Accusations de "bombes sales": l'AIEA annonce commencer ses inspections en Ukraine

Le logo de l'Agence internationale de l'énergie atomique (AIEA), à son siège à Vienne, le 1er mars 2021 - JOE KLAMAR © 2019 AFP
Le logo de l'Agence internationale de l'énergie atomique (AIEA), à son siège à Vienne, le 1er mars 2021 - JOE KLAMAR © 2019 AFP

L'Agence internationale de l'énergie atomique (AIEA) a annoncé ce lundi soir avoir commencé ses inspections en Ukraine, demandées par ce pays après que le président russe Vladimir Poutine l'a accusé d'effacer les preuves de préparation d'une "bombe sale".

Les inspecteurs de l'AIEA ont "entamé - et vont bientôt terminer - la vérification des activités de deux sites en Ukraine", a indiqué l'agence de l'Onu, basée à Vienne, dans un communiqué.

Le directeur général de l'AIEA, Rafael Grossi, a déclaré qu'il communiquerait dans le courant de la semaine "ses premières conclusions sur les activités de vérification des deux sites", selon le communiqué.
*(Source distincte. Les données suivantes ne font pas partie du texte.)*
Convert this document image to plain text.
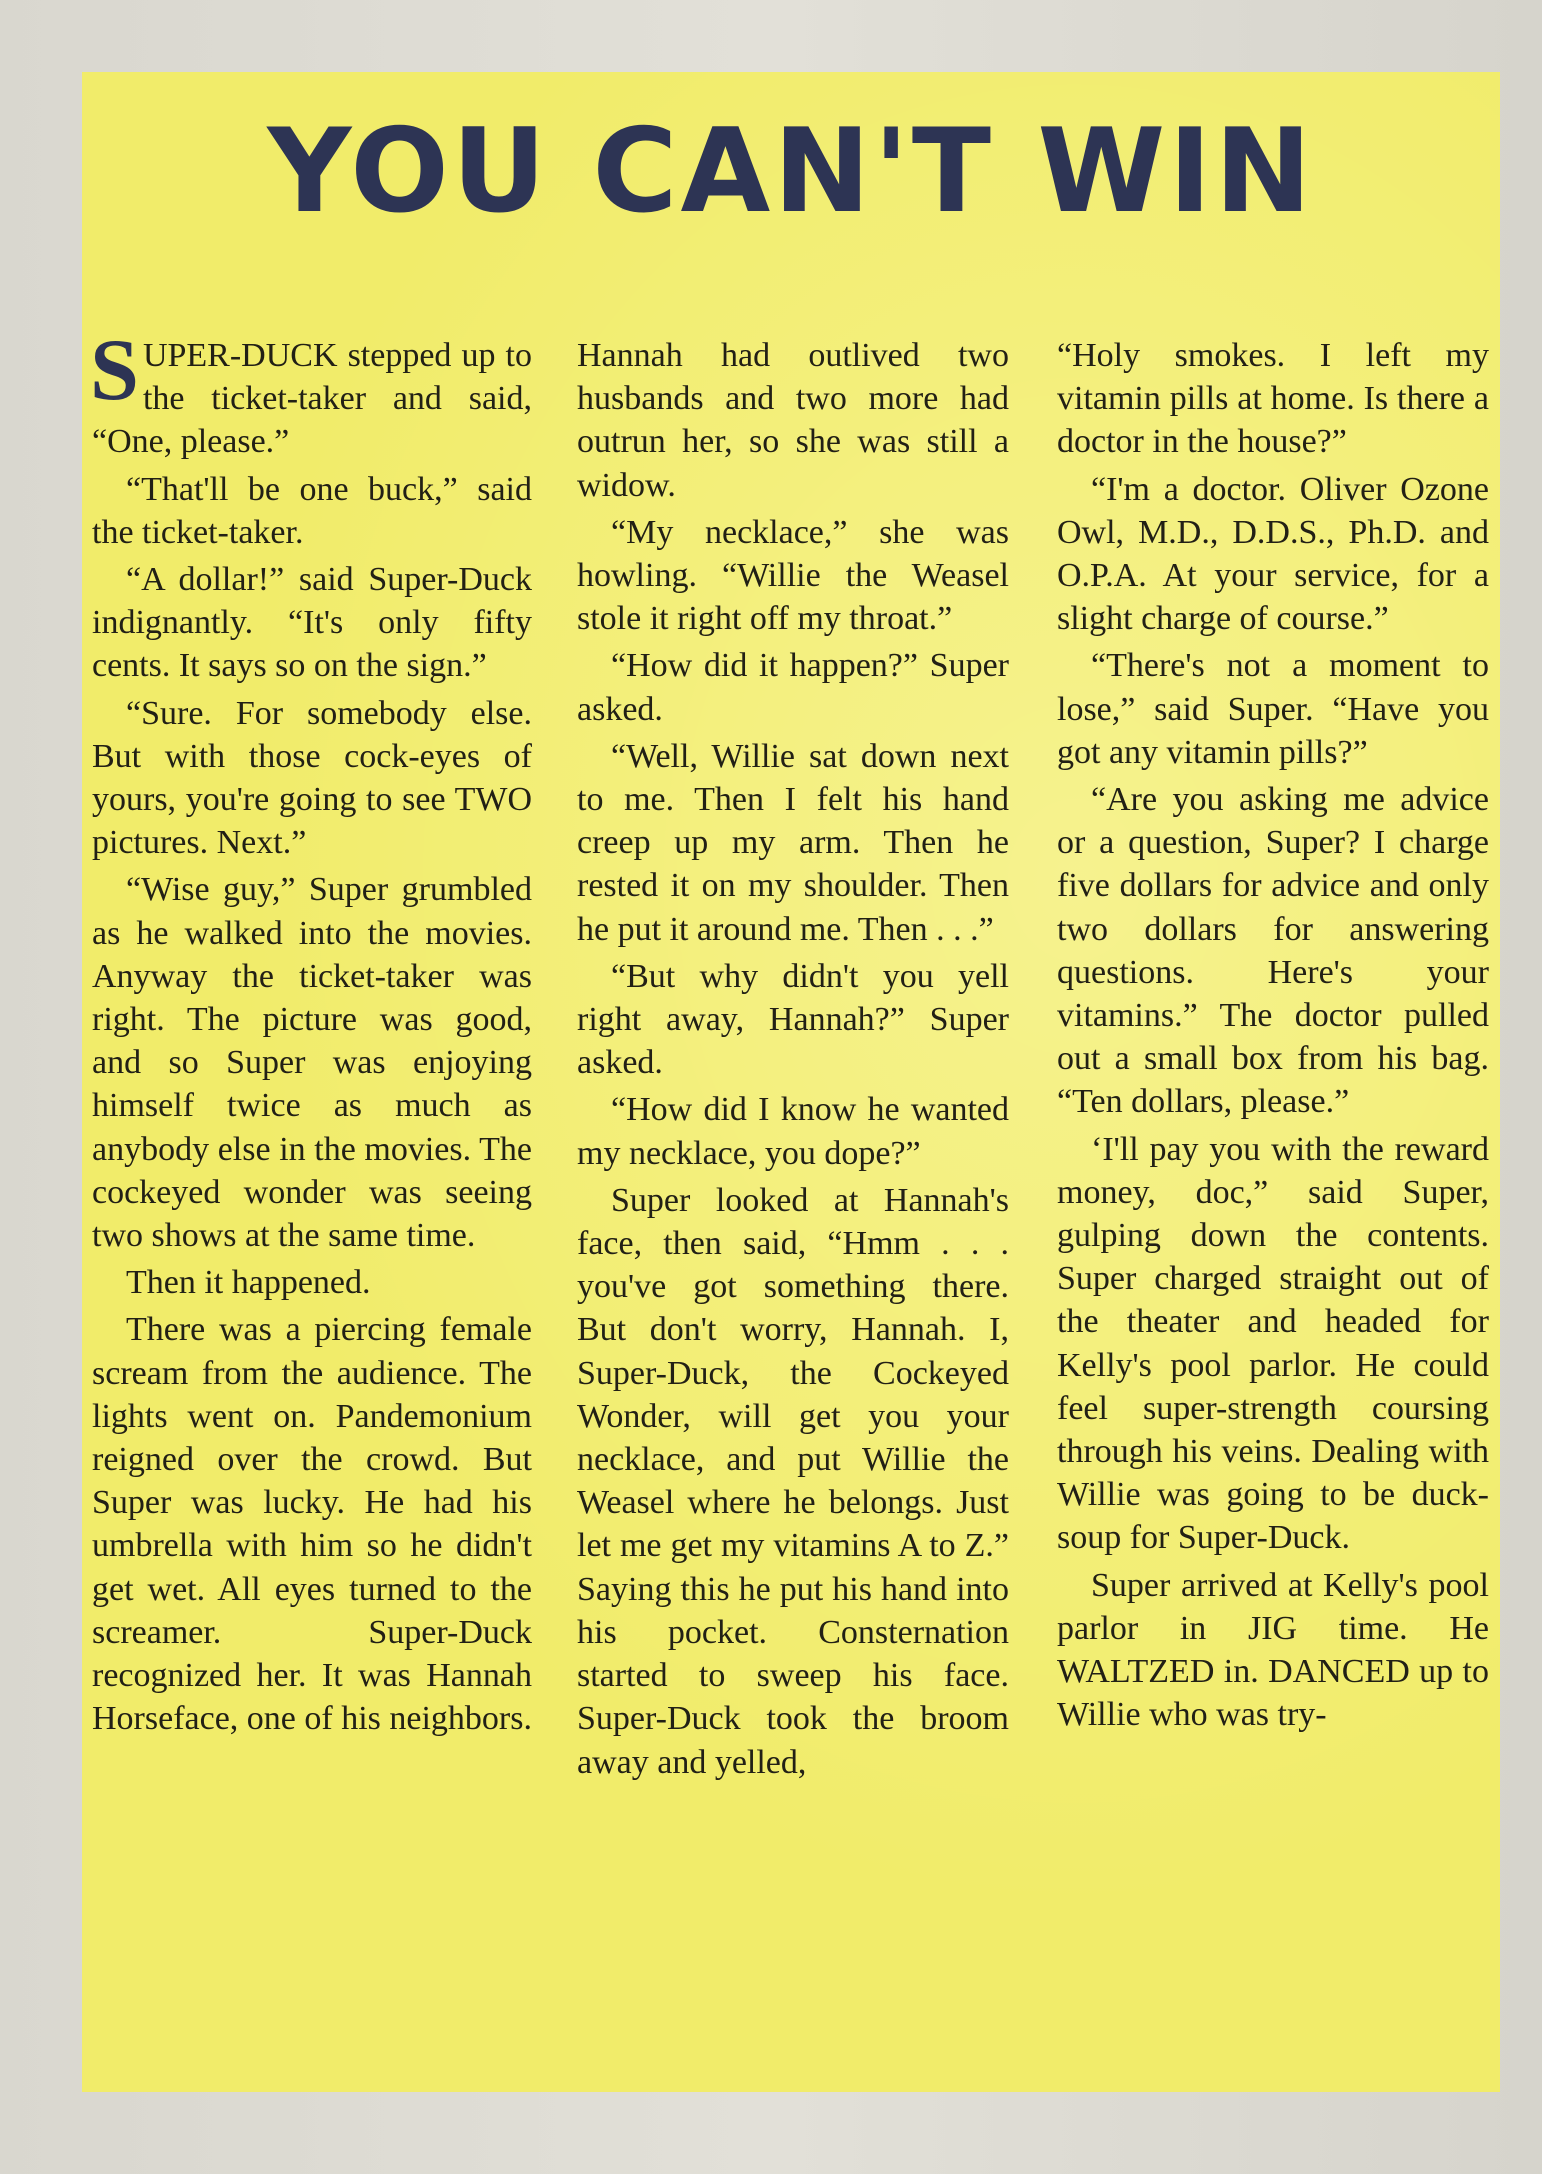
YOU CAN'T WIN

SUPER-DUCK stepped up to the ticket-taker and said, “One, please.”

“That'll be one buck,” said the ticket-taker.

“A dollar!” said Super-Duck indignantly. “It's only fifty cents. It says so on the sign.”

“Sure. For somebody else. But with those cock-eyes of yours, you're going to see TWO pictures. Next.”

“Wise guy,” Super grumbled as he walked into the movies. Anyway the ticket-taker was right. The picture was good, and so Super was enjoying himself twice as much as anybody else in the movies. The cockeyed wonder was seeing two shows at the same time.

Then it happened.

There was a piercing female scream from the audience. The lights went on. Pandemonium reigned over the crowd. But Super was lucky. He had his umbrella with him so he didn't get wet. All eyes turned to the screamer. Super-Duck recognized her. It was Hannah Horseface, one of his neighbors.

Hannah had outlived two husbands and two more had outrun her, so she was still a widow.

“My necklace,” she was howling. “Willie the Weasel stole it right off my throat.”

“How did it happen?” Super asked.

“Well, Willie sat down next to me. Then I felt his hand creep up my arm. Then he rested it on my shoulder. Then he put it around me. Then . . .”

“But why didn't you yell right away, Hannah?” Super asked.

“How did I know he wanted my necklace, you dope?”

Super looked at Hannah's face, then said, “Hmm . . . you've got something there. But don't worry, Hannah. I, Super-Duck, the Cockeyed Wonder, will get you your necklace, and put Willie the Weasel where he belongs. Just let me get my vitamins A to Z.” Saying this he put his hand into his pocket. Consternation started to sweep his face. Super-Duck took the broom away and yelled,

“Holy smokes. I left my vitamin pills at home. Is there a doctor in the house?”

“I'm a doctor. Oliver Ozone Owl, M.D., D.D.S., Ph.D. and O.P.A. At your service, for a slight charge of course.”

“There's not a moment to lose,” said Super. “Have you got any vitamin pills?”

“Are you asking me advice or a question, Super? I charge five dollars for advice and only two dollars for answering questions. Here's your vitamins.” The doctor pulled out a small box from his bag. “Ten dollars, please.”

‘I'll pay you with the reward money, doc,” said Super, gulping down the contents. Super charged straight out of the theater and headed for Kelly's pool parlor. He could feel super-strength coursing through his veins. Dealing with Willie was going to be duck-soup for Super-Duck.

Super arrived at Kelly's pool parlor in JIG time. He WALTZED in. DANCED up to Willie who was try-
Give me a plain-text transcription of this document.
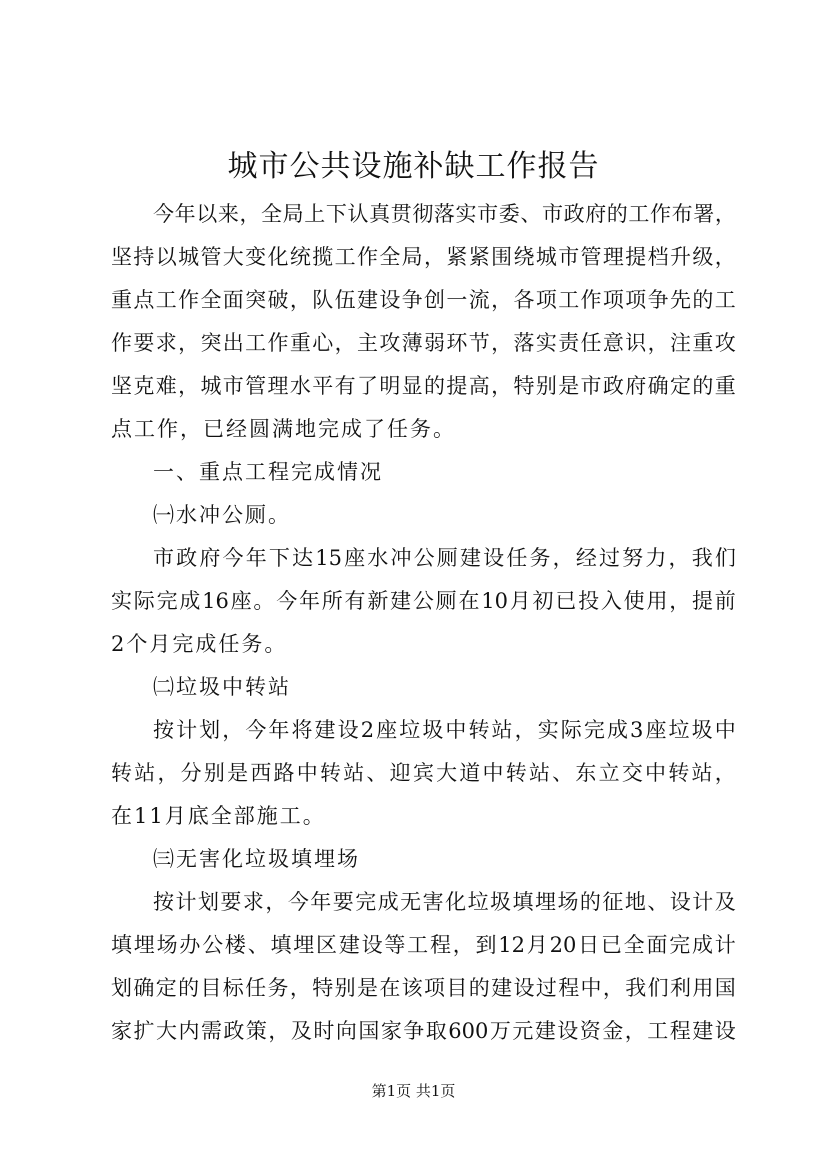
城市公共设施补缺工作报告
今 年 以 来 ， 全 局 上 下 认 真 贯 彻 落 实 市 委 、 市 政 府 的 工 作 布 署 ，
坚 持 以 城 管 大 变 化 统 揽 工 作 全 局 ， 紧 紧 围 绕 城 市 管 理 提 档 升 级 ，
重 点 工 作 全 面 突 破 ， 队 伍 建 设 争 创 一 流 ， 各 项 工 作 项 项 争 先 的 工
作 要 求 ， 突 出 工 作 重 心 ， 主 攻 薄 弱 环 节 ， 落 实 责 任 意 识 ， 注 重 攻
坚 克 难 ， 城 市 管 理 水 平 有 了 明 显 的 提 高 ， 特 别 是 市 政 府 确 定 的 重
点工作，已经圆满地完成了任务。
一、重点工程完成情况
㈠水冲公厕。
市 政 府 今 年 下 达 15 座 水 冲 公 厕 建 设 任 务 ， 经 过 努 力 ， 我 们
实 际 完 成 16 座 。 今 年 所 有 新 建 公 厕 在 10 月 初 已 投 入 使 用 ， 提 前
2个月完成任务。
㈡垃圾中转站
按 计 划 ， 今 年 将 建 设 2 座 垃 圾 中 转 站 ， 实 际 完 成 3 座 垃 圾 中
转 站 ， 分 别 是 西 路 中 转 站 、 迎 宾 大 道 中 转 站 、 东 立 交 中 转 站 ，
在11月底全部施工。
㈢无害化垃圾填埋场
按 计 划 要 求 ， 今 年 要 完 成 无 害 化 垃 圾 填 埋 场 的 征 地 、 设 计 及
填 埋 场 办 公 楼 、 填 埋 区 建 设 等 工 程 ， 到 12 月 20 日 已 全 面 完 成 计
划 确 定 的 目 标 任 务 ， 特 别 是 在 该 项 目 的 建 设 过 程 中 ， 我 们 利 用 国
家 扩 大 内 需 政 策 ， 及 时 向 国 家 争 取 600 万 元 建 设 资 金 ， 工 程 建 设
第1页 共1页
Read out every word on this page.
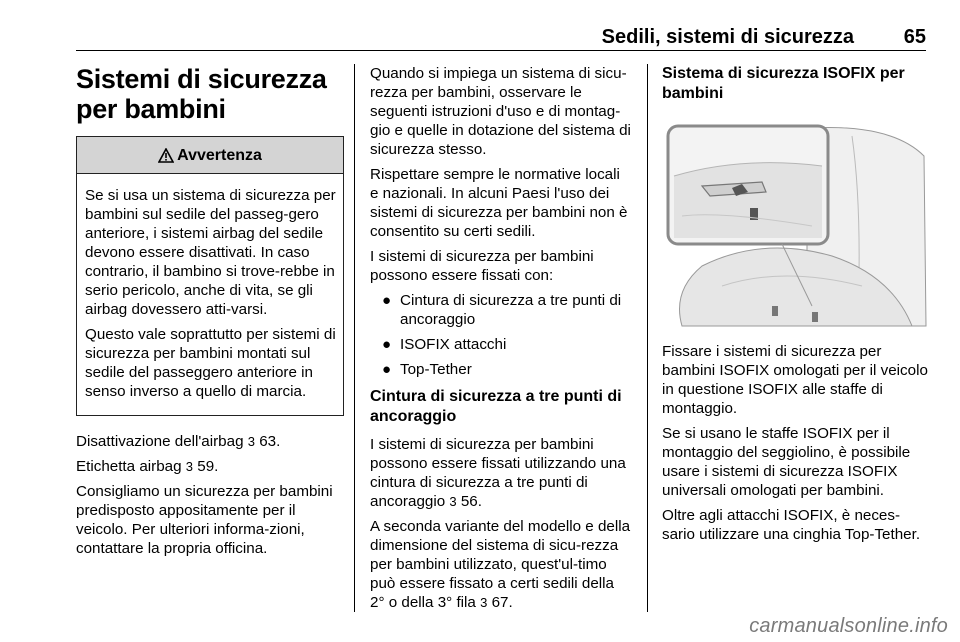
Sedili, sistemi di sicurezza 65
Sistemi di sicurezza per bambini
Avvertenza

Se si usa un sistema di sicurezza per bambini sul sedile del passeg-gero anteriore, i sistemi airbag del sedile devono essere disattivati. In caso contrario, il bambino si trove-rebbe in serio pericolo, anche di vita, se gli airbag dovessero atti-varsi.

Questo vale soprattutto per sistemi di sicurezza per bambini montati sul sedile del passeggero anteriore in senso inverso a quello di marcia.

Disattivazione dell'airbag 3 63.

Etichetta airbag 3 59.

Consigliamo un sicurezza per bambini predisposto appositamente per il veicolo. Per ulteriori informa-zioni, contattare la propria officina.

Quando si impiega un sistema di sicu-rezza per bambini, osservare le seguenti istruzioni d'uso e di montag-gio e quelle in dotazione del sistema di sicurezza stesso.

Rispettare sempre le normative locali e nazionali. In alcuni Paesi l'uso dei sistemi di sicurezza per bambini non è consentito su certi sedili.

I sistemi di sicurezza per bambini possono essere fissati con:

● Cintura di sicurezza a tre punti di ancoraggio
● ISOFIX attacchi
● Top-Tether
Cintura di sicurezza a tre punti di ancoraggio

I sistemi di sicurezza per bambini possono essere fissati utilizzando una cintura di sicurezza a tre punti di ancoraggio 3 56.

A seconda variante del modello e della dimensione del sistema di sicu-rezza per bambini utilizzato, quest'ul-timo può essere fissato a certi sedili della 2° o della 3° fila 3 67.

Sistema di sicurezza ISOFIX per bambini

Fissare i sistemi di sicurezza per bambini ISOFIX omologati per il veicolo in questione ISOFIX alle staffe di montaggio.

Se si usano le staffe ISOFIX per il montaggio del seggiolino, è possibile usare i sistemi di sicurezza ISOFIX universali omologati per bambini.

Oltre agli attacchi ISOFIX, è neces-sario utilizzare una cinghia Top-Tether.

carmanualsonline.info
"Aucune activité ou matière nucléaire non déclarée" lors de la dernière visite

Les inspections font suite à une demande écrite du gouvernement ukrainien d'envoyer des équipes de l'AIEA sur place.
La Russie a accusé l'Ukraine de se préparer à utiliser des bombes sales contre ses troupes, mais Kiev soupçonne la Russie de vouloir utiliser elle-même une bombe sale et de tenter de lui en faire porter la responsabilité, peut-être pour justifier l'emploi d'armes nucléaires conventionnelles par Moscou, dont les troupes perdent du terrain dans l'Est et le Sud de l'Ukraine.

L'agence a déclaré la semaine dernière qu'elle avait inspecté "l'un des deux sites il y a un mois et qu'aucune activité ou matière nucléaire non déclarée n'y avait été découverte".

Une bombe sale est une bombe conventionnelle entourée de matériaux radioactifs, biologiques ou chimiques qui sont répandus lors de l'explosion. Ce jeudi, le président russe Vladimir Poutine a demandé à l'AIEA d'inspecter les sites nucléaires ukrainiens "aussi vite que possible".